Karl Friedrich Schinkel, The Banks of the Spree near Stralau, 1817
Reddish hues in sunsets spiked during periods of volcanic activity. Edgar Degas, Race Horses, 1885.
They also found that depictions of sunsets have gotten redder from the Industrial Revolution onwards, even during periods of no volcanic activity. The increase of AOD at 550 nm calculated from the paintings grows from 0.15 in the middle 19th century to about 0.20 by the end of the 20th century. Artists are inadvertently capturing increases in pollution during the past 150 years.
You can see this in the above paintings by P. Tetsis and photos by C. Zerefos, showing the island of Hydra in 2010. The column on the left shows more aerosol and dust in the atmosphere — the sky looks slightly redder and hazier — than the right column.
Conclusion
Nature speaks to the hearts and souls of the artists. When coloring sunsets, the R /G ratios perceived by the brain contain important environmental information.

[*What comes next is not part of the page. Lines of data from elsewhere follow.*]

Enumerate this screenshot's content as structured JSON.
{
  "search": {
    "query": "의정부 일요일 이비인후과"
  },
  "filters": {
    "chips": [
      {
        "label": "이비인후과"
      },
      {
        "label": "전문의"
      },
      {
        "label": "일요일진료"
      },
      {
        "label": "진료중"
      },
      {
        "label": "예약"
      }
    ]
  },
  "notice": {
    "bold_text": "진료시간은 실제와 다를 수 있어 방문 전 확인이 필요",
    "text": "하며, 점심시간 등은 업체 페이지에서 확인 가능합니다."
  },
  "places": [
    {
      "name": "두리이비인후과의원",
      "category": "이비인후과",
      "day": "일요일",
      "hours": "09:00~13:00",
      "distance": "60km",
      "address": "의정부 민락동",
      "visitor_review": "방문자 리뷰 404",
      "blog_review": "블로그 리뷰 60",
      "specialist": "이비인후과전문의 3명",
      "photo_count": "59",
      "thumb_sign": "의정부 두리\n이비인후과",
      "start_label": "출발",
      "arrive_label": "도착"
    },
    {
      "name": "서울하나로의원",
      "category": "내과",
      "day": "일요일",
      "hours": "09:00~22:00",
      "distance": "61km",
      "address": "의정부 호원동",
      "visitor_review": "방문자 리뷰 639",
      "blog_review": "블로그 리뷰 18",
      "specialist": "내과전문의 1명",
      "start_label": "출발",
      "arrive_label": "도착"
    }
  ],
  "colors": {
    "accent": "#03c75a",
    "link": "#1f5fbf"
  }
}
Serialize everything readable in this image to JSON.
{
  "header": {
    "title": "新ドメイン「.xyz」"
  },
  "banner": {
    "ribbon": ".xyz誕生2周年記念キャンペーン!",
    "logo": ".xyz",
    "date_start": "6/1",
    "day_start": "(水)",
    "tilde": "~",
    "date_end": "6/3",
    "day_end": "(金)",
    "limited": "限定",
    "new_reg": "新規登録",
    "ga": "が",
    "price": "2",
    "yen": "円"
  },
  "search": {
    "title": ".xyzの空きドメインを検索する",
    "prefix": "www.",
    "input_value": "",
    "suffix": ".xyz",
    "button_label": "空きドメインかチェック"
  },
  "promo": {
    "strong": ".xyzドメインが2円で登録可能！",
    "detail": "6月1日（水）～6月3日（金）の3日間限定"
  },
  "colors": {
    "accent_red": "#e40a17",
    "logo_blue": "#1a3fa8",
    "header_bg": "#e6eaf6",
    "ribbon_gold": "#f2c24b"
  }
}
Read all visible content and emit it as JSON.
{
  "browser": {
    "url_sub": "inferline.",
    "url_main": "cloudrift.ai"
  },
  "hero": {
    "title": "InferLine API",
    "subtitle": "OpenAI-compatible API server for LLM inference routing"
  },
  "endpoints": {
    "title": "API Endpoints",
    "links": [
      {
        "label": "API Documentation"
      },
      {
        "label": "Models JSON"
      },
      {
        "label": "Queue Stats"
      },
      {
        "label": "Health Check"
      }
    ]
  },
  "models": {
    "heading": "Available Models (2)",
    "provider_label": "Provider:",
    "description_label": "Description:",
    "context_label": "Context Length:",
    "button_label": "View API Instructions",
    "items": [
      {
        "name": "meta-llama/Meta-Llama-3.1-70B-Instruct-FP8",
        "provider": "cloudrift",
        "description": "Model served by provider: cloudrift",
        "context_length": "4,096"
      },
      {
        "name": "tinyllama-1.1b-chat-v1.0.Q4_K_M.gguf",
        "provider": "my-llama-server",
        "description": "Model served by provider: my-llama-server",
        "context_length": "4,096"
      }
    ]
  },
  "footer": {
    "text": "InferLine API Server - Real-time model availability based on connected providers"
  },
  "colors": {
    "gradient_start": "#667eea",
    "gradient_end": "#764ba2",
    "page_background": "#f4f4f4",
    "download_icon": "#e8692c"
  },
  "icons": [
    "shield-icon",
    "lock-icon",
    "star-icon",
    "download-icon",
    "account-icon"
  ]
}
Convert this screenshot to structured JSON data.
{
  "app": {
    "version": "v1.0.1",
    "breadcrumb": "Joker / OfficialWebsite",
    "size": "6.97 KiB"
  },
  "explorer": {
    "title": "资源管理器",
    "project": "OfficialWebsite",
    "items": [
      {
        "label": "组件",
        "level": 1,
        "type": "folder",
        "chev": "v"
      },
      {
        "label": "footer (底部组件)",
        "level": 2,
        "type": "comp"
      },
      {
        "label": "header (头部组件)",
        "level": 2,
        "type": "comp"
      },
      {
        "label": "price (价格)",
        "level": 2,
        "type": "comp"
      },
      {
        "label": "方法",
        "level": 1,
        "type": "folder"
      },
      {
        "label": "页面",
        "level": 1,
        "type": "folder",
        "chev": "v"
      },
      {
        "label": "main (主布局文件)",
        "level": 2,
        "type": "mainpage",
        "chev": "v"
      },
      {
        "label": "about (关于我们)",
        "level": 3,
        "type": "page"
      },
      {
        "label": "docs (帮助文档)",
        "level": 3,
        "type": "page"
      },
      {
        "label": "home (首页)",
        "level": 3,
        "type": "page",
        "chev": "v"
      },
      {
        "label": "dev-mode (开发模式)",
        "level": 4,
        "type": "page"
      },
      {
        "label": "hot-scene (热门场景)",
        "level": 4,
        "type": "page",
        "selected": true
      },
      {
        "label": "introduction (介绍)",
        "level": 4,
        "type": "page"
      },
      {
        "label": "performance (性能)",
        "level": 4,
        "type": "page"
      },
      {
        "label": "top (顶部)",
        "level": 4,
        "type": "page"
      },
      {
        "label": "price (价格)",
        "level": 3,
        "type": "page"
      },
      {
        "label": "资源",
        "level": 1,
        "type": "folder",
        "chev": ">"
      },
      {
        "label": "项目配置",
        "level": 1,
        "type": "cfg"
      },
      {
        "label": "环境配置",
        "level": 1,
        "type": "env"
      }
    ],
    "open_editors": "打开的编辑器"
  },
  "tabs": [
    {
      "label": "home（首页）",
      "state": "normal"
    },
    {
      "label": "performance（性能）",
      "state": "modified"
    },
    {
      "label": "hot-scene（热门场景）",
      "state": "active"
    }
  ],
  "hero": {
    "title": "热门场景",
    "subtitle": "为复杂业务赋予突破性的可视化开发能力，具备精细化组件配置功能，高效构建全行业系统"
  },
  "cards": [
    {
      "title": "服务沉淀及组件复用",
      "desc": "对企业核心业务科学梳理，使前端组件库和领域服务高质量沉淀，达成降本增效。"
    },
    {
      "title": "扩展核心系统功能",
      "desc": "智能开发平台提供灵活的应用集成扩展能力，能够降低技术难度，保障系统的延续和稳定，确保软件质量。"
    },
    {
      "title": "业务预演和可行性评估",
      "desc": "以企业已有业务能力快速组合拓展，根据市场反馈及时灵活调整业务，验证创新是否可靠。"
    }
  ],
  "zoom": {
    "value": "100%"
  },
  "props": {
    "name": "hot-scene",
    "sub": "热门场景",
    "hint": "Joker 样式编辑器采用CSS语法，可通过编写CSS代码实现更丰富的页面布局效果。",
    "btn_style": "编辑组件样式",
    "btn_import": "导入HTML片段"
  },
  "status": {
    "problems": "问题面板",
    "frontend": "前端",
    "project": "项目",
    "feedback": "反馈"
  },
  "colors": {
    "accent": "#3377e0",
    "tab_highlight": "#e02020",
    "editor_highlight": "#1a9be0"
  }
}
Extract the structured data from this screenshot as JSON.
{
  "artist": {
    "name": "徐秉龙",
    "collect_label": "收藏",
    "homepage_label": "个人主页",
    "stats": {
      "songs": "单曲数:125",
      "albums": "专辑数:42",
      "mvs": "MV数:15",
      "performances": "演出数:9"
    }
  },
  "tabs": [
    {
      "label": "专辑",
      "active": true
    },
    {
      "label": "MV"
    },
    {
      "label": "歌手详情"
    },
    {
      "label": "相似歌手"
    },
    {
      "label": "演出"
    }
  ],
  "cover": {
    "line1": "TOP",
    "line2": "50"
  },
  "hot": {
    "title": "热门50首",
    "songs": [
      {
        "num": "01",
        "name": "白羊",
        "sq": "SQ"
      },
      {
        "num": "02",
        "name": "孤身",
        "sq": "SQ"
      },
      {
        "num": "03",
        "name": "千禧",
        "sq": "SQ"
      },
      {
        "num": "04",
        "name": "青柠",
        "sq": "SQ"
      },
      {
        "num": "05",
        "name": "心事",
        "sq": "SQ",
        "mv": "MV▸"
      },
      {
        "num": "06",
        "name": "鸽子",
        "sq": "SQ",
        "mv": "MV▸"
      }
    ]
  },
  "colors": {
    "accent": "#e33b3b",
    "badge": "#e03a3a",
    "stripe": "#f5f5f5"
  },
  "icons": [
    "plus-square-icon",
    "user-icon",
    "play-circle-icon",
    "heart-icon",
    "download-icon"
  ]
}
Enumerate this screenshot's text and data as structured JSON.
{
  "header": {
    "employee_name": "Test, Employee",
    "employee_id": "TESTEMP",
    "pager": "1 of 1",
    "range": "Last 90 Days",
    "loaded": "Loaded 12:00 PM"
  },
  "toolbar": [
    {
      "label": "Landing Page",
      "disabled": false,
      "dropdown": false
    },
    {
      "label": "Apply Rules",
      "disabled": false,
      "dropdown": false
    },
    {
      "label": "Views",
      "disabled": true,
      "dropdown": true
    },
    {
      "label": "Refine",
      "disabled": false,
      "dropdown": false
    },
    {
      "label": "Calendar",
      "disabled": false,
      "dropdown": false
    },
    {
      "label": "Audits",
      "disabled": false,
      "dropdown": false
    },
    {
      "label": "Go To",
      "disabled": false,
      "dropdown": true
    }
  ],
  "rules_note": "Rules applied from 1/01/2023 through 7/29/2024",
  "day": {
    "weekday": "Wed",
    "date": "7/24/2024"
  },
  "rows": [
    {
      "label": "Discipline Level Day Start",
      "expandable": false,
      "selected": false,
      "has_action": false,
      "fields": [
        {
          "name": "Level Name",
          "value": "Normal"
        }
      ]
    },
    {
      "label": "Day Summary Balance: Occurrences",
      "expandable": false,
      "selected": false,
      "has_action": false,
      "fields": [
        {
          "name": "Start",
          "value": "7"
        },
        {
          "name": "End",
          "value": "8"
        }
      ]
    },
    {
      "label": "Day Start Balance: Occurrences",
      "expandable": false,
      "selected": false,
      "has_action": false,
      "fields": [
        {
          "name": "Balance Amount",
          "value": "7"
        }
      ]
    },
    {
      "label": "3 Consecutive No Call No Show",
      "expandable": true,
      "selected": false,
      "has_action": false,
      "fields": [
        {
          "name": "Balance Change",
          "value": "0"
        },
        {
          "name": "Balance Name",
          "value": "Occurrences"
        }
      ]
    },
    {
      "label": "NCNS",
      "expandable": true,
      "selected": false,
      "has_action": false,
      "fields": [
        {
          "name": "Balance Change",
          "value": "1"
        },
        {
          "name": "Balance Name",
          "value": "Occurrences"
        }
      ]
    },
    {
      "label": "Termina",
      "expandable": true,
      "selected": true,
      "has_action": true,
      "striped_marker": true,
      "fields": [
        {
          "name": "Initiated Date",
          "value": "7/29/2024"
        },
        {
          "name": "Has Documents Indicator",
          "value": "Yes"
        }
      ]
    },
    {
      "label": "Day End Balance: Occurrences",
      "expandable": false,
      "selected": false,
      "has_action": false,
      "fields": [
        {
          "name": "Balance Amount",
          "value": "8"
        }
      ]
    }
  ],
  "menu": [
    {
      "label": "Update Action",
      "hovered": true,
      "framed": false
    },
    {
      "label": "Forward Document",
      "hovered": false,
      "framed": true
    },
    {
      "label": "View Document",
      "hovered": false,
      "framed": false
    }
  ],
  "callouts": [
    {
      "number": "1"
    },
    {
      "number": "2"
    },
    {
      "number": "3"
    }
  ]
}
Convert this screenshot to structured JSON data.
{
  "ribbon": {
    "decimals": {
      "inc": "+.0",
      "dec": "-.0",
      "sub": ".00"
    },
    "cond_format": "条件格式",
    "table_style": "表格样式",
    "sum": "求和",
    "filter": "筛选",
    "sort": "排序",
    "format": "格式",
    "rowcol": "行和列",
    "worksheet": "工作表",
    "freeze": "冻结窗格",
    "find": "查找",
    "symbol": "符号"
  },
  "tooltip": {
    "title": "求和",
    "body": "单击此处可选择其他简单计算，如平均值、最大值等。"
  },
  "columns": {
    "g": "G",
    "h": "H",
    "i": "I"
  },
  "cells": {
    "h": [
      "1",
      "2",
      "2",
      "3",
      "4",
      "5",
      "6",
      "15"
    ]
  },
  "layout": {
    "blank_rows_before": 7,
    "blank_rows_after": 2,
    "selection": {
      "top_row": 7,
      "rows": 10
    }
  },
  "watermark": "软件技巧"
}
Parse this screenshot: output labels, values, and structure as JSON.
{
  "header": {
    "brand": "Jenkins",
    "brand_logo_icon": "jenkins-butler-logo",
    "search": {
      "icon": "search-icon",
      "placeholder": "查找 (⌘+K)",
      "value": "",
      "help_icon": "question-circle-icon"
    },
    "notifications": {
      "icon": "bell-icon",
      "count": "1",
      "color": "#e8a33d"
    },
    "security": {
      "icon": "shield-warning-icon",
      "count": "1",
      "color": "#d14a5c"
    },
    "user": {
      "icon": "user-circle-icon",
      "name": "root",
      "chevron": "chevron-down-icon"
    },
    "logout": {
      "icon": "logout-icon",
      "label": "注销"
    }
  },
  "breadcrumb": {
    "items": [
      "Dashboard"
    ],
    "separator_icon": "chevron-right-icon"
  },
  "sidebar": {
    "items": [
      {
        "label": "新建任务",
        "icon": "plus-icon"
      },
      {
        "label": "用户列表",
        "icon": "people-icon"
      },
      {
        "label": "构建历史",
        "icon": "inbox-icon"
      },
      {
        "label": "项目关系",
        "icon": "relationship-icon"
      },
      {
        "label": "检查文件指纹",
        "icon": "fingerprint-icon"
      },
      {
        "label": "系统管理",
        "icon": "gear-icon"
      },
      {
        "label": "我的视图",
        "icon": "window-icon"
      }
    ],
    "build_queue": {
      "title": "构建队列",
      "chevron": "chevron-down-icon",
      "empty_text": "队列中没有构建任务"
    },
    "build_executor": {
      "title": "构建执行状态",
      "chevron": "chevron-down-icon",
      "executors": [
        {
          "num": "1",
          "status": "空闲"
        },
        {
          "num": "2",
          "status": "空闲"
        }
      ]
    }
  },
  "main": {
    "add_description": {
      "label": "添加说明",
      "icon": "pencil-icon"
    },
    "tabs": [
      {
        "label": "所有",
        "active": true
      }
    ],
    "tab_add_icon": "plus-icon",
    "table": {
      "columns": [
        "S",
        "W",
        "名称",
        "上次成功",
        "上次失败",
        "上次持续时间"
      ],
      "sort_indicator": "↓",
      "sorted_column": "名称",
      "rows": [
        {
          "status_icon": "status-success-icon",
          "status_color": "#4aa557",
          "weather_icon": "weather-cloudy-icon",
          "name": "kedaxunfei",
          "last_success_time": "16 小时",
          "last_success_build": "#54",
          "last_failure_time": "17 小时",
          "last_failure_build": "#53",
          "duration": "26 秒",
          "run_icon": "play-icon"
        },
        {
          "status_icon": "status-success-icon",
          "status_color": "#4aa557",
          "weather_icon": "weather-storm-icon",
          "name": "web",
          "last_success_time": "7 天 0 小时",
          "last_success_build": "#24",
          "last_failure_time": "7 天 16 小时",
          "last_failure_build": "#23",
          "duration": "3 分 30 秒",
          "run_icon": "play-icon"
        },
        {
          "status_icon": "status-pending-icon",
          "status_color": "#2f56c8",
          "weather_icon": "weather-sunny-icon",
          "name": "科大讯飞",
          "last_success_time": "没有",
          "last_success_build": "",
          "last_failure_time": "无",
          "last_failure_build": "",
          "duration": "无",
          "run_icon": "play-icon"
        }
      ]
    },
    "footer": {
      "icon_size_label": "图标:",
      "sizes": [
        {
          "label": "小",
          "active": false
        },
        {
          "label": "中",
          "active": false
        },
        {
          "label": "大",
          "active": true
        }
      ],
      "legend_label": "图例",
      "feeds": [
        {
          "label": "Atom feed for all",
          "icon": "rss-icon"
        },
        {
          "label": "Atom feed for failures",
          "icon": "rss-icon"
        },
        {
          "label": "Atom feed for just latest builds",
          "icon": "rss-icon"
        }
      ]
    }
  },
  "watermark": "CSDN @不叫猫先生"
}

Regardless of the school, red-to-green ratios from great masters can provide independent proxy AODs that correlate with widely accepted proxies and with independent measurements.
Aerosol optical depth can be directly used in climate models, so having estimates for this parameter helps researchers understand how aerosols have affected the Earth’s climate in the past. This, in turn, can help improve predictions of future climate change.
Using art to advance science is an emerging interdisciplinary field. The first meteorological measurements were not made until the 1850s, so paintings could be an important source of information on aerosols in the atmosphere at times before instrumental measurements. Art can be helpful to science research; and science can add beauty to art.